President Joe Biden got right to work Wednesday after his inauguration by signing more than a dozen executive orders.
According to the New York Times, Biden signed 17 executive orders, memorandums and proclamations on his first day in office. Such actions included requiring masks to be worn on all federal property and by all federal employees, preventing undocumented immigrants from being left out of the census count, stopping the construction of the wall on the U.S.-Mexico border and re-entering the Paris climate accord.
One of the issues Biden did not address with his executive actions is stimulus checks. There has been considerable debate about the size of individual stimulus checks over the past few months.
Is $600 for a second COVID check enough?
— Alexandria Ocasio-Cortez (@AOC) December 16, 2020
The first round of checks were approved in March for $1,200, while the second round of checks approved in December was for $600. The December approval received backlash from lawmakers and the American public.
Newsweek reported that Biden now is pushing for $1,400 stimulus checks, but some people are wondering why Biden can't sign an executive order sending out larger and faster checks.
The Claim
Twitter users have said that not only can Biden pass stimulus checks with an executive order, but that he promised to do so during his campaign.
The Facts
Newsweek reported that the president cannot sign an executive order for stimulus checks because Congress has the "Power of the Purse." According to Article 1 Section 8 of the Constitution, only Congress can "lay and collect Taxes, Duties, Imposts, and Excises, to pay the Debts and provide for the common Defense and the general welfare of the United States."
Because of this, stimulus checks must be approved by Congress, which is why former President Donald Trump did not sign an executive order for $2,000 checks even though he openly disagreed with members of his own party about the issue.

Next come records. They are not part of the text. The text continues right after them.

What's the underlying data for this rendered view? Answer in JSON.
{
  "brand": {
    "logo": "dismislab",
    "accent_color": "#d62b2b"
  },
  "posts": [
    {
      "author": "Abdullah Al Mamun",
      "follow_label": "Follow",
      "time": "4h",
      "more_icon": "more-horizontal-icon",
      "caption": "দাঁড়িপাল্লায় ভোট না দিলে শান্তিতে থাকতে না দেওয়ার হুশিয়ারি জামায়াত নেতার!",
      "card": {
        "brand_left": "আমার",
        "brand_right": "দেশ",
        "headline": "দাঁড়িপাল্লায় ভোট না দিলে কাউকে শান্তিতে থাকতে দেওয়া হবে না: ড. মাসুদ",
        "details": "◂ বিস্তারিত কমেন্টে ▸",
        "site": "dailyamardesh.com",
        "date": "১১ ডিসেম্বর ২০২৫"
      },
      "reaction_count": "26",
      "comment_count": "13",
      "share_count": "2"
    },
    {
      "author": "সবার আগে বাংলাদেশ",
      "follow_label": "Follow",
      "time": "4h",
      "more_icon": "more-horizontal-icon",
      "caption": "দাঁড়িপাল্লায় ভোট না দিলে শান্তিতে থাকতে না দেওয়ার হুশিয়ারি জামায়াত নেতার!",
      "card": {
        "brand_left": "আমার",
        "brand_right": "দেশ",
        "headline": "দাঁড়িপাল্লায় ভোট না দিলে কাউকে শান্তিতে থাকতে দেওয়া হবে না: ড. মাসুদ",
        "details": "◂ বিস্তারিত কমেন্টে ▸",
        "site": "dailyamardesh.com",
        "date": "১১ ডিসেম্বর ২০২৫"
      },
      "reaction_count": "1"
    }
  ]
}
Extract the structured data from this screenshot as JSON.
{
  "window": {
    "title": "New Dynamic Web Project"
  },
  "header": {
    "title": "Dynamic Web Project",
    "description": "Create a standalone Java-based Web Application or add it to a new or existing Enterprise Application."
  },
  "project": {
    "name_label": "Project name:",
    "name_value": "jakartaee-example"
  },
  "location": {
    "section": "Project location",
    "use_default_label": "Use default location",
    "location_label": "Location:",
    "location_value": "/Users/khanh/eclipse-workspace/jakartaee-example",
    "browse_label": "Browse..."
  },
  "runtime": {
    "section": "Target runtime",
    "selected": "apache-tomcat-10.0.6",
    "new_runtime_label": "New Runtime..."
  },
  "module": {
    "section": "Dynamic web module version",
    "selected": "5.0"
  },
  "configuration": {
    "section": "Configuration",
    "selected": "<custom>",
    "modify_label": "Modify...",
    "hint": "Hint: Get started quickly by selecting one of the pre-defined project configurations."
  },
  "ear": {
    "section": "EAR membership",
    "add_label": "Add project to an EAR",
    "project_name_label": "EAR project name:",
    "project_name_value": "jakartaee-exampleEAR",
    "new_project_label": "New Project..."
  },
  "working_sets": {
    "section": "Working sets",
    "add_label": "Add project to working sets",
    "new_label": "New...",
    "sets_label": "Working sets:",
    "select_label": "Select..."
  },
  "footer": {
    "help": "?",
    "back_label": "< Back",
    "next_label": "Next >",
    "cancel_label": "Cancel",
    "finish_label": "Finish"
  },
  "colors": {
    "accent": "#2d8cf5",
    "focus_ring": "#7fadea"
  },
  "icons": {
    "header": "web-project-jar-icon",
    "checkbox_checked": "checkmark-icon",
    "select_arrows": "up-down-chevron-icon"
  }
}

Under Biden's Emergency Action Plan To Save The Economy displayed on his campaign website, the only mention of stimulus checks is the following:
"This was a good start. But more must be done. Congress approved direct cash relief — $1,200 per person to help working families through this crisis. But it's a one-off. And Congress didn't include direct student loan forgiveness, or Social Security boosts for seniors, or cost-free treatment for COVID-19, full paid sick leave for our workers, or sufficient fiscal relief to states."
The website also said that, if elected, Biden would "provide for additional checks to families should conditions require."
Direct cash payments.
— Joe Biden (@JoeBiden) January 15, 2021
Extended unemployment.
Rent relief.
Food assistance.
Aid to small businesses.
Keeping essential frontline workers on the job.

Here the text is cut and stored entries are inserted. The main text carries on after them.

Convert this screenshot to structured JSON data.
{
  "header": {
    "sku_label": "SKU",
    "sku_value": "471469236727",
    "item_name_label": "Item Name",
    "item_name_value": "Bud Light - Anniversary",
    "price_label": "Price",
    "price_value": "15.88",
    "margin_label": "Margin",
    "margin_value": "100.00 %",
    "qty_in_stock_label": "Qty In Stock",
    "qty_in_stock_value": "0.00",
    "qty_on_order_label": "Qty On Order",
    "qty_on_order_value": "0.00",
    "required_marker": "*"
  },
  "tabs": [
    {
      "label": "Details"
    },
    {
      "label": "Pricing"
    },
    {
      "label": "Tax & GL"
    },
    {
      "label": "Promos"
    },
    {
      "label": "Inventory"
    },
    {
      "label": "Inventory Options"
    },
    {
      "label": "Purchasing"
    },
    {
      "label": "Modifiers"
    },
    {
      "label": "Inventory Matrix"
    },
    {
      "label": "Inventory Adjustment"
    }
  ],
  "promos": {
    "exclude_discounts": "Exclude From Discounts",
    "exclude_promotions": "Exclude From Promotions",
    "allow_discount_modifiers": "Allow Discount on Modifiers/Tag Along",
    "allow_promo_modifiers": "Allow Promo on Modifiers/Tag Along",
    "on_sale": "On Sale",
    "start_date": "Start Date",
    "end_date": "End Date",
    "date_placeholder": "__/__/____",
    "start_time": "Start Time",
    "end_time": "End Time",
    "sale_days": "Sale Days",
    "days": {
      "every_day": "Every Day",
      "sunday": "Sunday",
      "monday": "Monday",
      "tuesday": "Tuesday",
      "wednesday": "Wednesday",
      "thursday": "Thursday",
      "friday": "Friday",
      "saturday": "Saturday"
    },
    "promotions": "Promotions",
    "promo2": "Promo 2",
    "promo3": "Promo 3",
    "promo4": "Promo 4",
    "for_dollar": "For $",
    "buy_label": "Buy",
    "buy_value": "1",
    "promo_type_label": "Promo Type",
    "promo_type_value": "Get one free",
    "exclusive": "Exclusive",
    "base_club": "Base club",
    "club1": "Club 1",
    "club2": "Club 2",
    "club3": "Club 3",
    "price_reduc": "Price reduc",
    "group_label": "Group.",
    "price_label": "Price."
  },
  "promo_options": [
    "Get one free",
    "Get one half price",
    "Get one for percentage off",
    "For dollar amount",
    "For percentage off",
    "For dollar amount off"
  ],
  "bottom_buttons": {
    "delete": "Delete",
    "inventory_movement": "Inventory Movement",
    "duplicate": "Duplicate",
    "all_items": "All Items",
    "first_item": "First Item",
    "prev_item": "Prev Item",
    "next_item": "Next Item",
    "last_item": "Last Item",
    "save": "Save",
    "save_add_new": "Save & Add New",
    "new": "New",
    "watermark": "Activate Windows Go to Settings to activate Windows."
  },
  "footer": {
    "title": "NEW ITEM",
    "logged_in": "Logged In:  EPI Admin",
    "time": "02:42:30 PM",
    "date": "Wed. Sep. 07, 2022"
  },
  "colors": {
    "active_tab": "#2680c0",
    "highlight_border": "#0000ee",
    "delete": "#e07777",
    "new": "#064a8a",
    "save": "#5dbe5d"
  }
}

Those are the key elements of my American Rescue Plan.
During Biden's campaign, he mentioned stimulus checks on only a few occasions.
"We need to get those relief checks into the hands of folks as quickly as possible using direct deposits, prepaid debit cards, whenever we can, but here's what we know above all," Biden said during a virtual town hall on April 8. "The money and the plans that are in the Cares Act won't be enough the first time around. We're going to have to do more."

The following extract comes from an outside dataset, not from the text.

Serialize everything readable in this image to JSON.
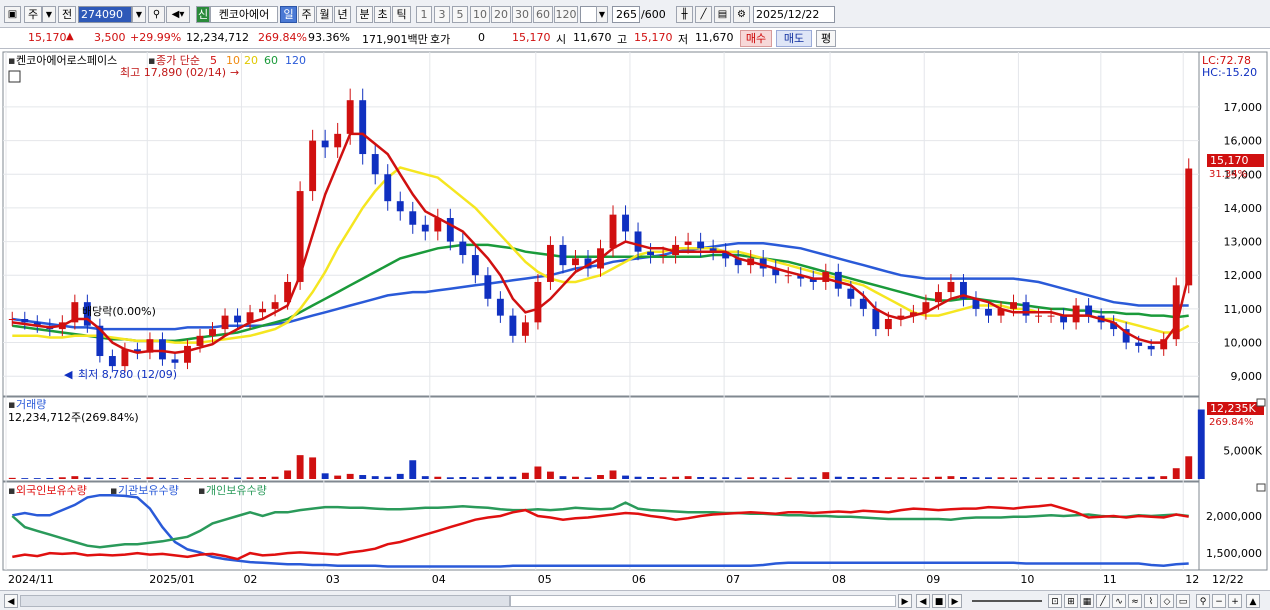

Newsweek reported in September that "both candidates have voiced support for a second one-time direct payment in recent months, but it does not appear to be an integral part of Biden's economic recovery plan for the country."
On December 4, after being officially declared the winner of the 2020 election, Biden delivered remarks recorded by C-SPAN regarding the November 2020 jobs report.
"I will issue executive orders that are totally within the purview of an executive," Biden said.
"One of the things I don't like—I don't like people saying that I can, by executive order, do the following things which there is no basis in the Constitution suggests that can be done. So there's certain things I can do. I can issue executive orders on pulling back some of the executive orders that Trump put forward, but I can't issue an executive order saying we are going to spend X billion dollars on this issue without...Congress appropriates and is responsible for distributing that money."
The Ruling
False.
There is no evidence that President Biden promised to sign an executive order regarding stimulus checks. Newsweek previously reported that it would be unconstitutional for individual stimulus checks to be sent out in an executive order.